Go to the source code of this file.

Classes

class  CPLString
 Convenient string class based on std::string. More...
class  CPLStringList
 String list class designed around our use of C "char**" string lists. More...

Functions

int CSLCount (char **papszStrList)
void CSLDestroy (char **papszStrList)
char ** CSLDuplicate (char **papszStrList)
char ** CSLMerge (char **papszOrig, char **papszOverride)
 Merge two lists.
char ** CSLTokenizeString2 (const char *pszString, const char *pszDelimeter, int nCSLTFlags)
char ** CSLLoad (const char *pszFname)
char ** CSLLoad2 (const char *pszFname, int nMaxLines, int nMaxCols, char **papszOptions)
int CSLFindString (char **, const char *)
int CSLPartialFindString (char **papszHaystack, const char *pszNeedle)
int CSLFindName (char **papszStrList, const char *pszName)
int CSLTestBoolean (const char *pszValue)
const char * CPLParseNameValue (const char *pszNameValue, char **ppszKey)
char ** CSLSetNameValue (char **papszStrList, const char *pszName, const char *pszValue)
void CSLSetNameValueSeparator (char **papszStrList, const char *pszSeparator)
char * CPLEscapeString (const char *pszString, int nLength, int nScheme)
char * CPLUnescapeString (const char *pszString, int *pnLength, int nScheme)
char * CPLBinaryToHex (int nBytes, const GByte *pabyData)
GByte * CPLHexToBinary (const char *pszHex, int *pnBytes)
CPLValueType CPLGetValueType (const char *pszValue)
size_t CPLStrlcpy (char *pszDest, const char *pszSrc, size_t nDestSize)
size_t CPLStrlcat (char *pszDest, const char *pszSrc, size_t nDestSize)
size_t CPLStrnlen (const char *pszStr, size_t nMaxLen)
int CPLEncodingCharSize (const char *pszEncoding)
char * CPLRecode (const char *pszSource, const char *pszSrcEncoding, const char *pszDstEncoding)
char * CPLRecodeFromWChar (const wchar_t *pwszSource, const char *pszSrcEncoding, const char *pszDstEncoding)
wchar_t * CPLRecodeToWChar (const char *pszSource, const char *pszSrcEncoding, const char *pszDstEncoding)
int CPLIsUTF8 (const char *pabyData, int nLen)
char * CPLForceToASCII (const char *pabyData, int nLen, char chReplacementChar)
int CPLStrlenUTF8 (const char *pszUTF8Str)
CPLString CPLURLGetValue (const char *pszURL, const char *pszKey)
CPLString CPLURLAddKVP (const char *pszURL, const char *pszKey, const char *pszValue)

Detailed Description

Various convenience functions for working with strings and string lists.

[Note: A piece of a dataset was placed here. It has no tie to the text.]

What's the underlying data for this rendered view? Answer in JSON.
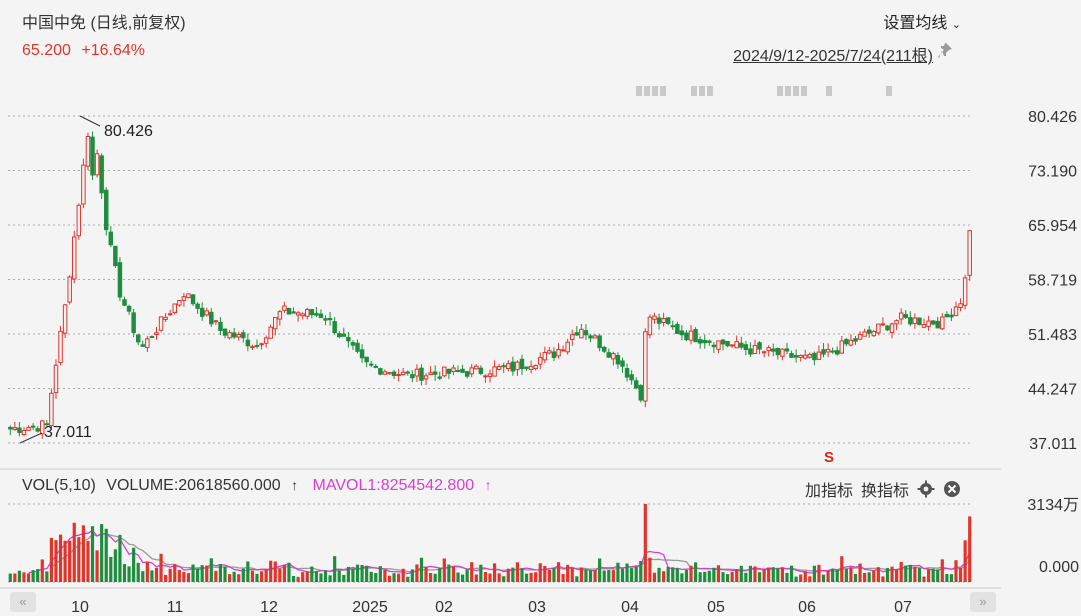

A StringList is just an array of strings with the last pointer being NULL. An empty StringList may be either a NULL pointer, or a pointer to a pointer memory location with a NULL value.

A common convention for StringLists is to use them to store name/value lists. In this case the contents are treated like a dictionary of name/value pairs. The actual data is formatted with each string having the format "<name>:<value>" (though "=" is also an acceptable separator). A number of the functions in the file operate on name/value style string lists (such as CSLSetNameValue(), and CSLFetchNameValue()).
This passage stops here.